How to prove that Φ² (golden ratio squared) is an algebraic number?

Question

The golden ratio Φ is algebraic since it is a root of the polynomial $x^2 - x - 1$

But how would you write and prove that Φ² is also algebraic?

Answer 1

If $\alpha$ is an algebraic number over $\mathbb{Q}$ then $\alpha^2$ is an algebraic number over $\mathbb{Q}$. Proof: let $p(x)$ be the minimal polynomial of $\alpha$ over $\mathbb{Q}$ and $p_{\text{even}}(x)=\frac{p(x)+p(-x)}{2}$, $p_{\text{odd}}(x)=\frac{p(x)-p(-x)}{2}$. We have $p_{\text{even}}(x)=r(x^2)$ and $p_{\text{odd}}(x)=x\cdot s(x^2)$, so $$ t(x) = r(x)^2-x\cdot s(x)^2 $$ is a polynomial with degree $\leq\deg p$ vanishing at $\alpha^2$, since $p(x)\mid t(x^2)$.

About the golden ratio, this procedure applied to the polynomial $x^2-x-1$ gives that $x^2-3x+1$ is a polynomial vanishing at $\varphi^2$.

Answer 2

$\Phi$ is a root of $f(x)=x^2 - x - 1$. Therefore, $\Phi^2 =\Phi+1$ and so $\Phi^2$ is a root of $f(x-1)=x^2 - 3 x + 1$.

More generally, $\Phi ^n = F_n \Phi + F_{n-1}$, where $F_n$ is the $n$-th Fibonacci number, and so $\Phi ^n$ is a root of $f\left(\dfrac{x - F_{n-1}}{F_n}\right)=\dfrac{x^2-L_n x +(-1)^n}{F_{n}^2}$, where $L_n$ is the $n$-th Lucas number, $L_n = F_{n-1}+F_{n+1}$. The value of the independent term follows from Cassini's identity. We can remove the denominator and so $\Phi ^n$ is a root of $x^2-L_n x +(-1)^n$.

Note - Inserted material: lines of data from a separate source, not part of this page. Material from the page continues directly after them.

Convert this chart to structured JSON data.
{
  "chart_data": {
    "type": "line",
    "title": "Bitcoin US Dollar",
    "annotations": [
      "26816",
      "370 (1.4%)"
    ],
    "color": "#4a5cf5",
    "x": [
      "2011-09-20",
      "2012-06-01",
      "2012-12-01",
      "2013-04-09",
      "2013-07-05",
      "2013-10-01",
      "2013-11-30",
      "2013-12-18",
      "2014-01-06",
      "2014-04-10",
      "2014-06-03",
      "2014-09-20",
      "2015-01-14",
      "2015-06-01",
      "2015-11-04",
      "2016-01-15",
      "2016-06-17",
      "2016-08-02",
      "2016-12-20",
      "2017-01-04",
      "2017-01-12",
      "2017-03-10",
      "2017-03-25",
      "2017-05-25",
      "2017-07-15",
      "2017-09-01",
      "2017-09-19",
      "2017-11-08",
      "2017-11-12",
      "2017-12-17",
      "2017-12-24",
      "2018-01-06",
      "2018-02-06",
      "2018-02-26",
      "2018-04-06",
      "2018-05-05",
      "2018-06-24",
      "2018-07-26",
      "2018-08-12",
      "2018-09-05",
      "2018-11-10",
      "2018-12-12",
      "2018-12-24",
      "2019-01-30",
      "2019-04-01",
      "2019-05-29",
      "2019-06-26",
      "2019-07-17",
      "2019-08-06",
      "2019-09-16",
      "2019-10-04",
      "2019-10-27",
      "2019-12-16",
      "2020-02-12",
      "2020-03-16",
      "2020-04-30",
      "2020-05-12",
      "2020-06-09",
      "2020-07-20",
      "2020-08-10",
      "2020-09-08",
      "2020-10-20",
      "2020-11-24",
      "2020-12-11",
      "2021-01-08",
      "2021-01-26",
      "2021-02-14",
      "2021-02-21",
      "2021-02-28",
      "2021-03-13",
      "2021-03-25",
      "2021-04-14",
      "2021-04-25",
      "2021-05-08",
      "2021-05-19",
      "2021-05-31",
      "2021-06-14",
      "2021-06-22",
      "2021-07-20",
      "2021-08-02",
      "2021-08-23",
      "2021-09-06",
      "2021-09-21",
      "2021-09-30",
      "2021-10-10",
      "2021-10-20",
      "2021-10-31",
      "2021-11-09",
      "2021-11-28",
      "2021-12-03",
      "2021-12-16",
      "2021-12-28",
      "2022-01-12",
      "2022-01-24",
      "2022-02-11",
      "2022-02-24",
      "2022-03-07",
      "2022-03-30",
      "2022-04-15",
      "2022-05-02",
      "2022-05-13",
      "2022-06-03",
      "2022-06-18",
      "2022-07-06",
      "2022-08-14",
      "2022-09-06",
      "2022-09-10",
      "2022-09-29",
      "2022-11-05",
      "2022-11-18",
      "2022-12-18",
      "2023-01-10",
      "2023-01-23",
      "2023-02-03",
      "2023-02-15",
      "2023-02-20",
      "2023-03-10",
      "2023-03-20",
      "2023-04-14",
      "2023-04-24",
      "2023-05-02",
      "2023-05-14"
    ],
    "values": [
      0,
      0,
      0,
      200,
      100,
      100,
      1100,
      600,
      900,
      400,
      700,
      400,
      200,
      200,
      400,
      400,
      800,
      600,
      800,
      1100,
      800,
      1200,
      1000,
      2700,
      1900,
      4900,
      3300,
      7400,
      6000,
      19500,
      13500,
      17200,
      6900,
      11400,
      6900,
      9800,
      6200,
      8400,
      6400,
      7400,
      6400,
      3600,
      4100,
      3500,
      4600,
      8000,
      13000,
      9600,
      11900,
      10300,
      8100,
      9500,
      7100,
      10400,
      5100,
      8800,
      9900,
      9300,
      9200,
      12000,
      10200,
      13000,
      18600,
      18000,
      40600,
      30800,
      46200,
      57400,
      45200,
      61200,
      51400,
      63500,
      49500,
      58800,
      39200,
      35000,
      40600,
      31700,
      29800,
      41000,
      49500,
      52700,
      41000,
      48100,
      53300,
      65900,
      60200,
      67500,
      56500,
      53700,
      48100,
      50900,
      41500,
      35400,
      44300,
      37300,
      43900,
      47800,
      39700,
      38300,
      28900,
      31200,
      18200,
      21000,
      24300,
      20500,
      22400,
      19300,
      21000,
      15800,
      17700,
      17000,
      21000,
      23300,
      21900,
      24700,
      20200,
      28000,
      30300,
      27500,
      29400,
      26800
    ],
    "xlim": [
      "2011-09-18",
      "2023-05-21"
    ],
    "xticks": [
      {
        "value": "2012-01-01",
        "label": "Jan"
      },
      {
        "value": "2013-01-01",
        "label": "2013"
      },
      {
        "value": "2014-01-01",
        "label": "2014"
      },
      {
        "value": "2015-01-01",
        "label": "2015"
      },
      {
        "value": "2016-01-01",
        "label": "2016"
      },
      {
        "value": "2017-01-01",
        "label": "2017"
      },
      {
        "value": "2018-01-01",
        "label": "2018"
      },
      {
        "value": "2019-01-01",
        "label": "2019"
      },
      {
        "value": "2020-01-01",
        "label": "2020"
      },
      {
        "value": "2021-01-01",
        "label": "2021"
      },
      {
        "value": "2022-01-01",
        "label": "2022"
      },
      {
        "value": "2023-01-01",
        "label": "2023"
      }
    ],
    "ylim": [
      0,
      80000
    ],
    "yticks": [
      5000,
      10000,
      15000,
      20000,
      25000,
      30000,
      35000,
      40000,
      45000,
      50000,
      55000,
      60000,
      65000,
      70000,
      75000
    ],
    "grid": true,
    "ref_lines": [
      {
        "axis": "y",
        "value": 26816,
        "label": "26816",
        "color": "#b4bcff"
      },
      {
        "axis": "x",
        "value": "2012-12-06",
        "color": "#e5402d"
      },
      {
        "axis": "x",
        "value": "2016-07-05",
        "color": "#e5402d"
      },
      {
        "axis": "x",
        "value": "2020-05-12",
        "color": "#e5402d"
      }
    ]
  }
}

This also follows by computing the trace and the determinant of the powers of the matrix $ \pmatrix{ 0 & 1 \\ 1& 1} $, which represents the map $ x \mapsto \Phi x$ in $\mathbb Q(\Phi)$: $$ \pmatrix{ 0 & 1 \\ 1& 1}^n = \pmatrix{ F_{n-1} & F_n \\ F_n & F_{n+1}} $$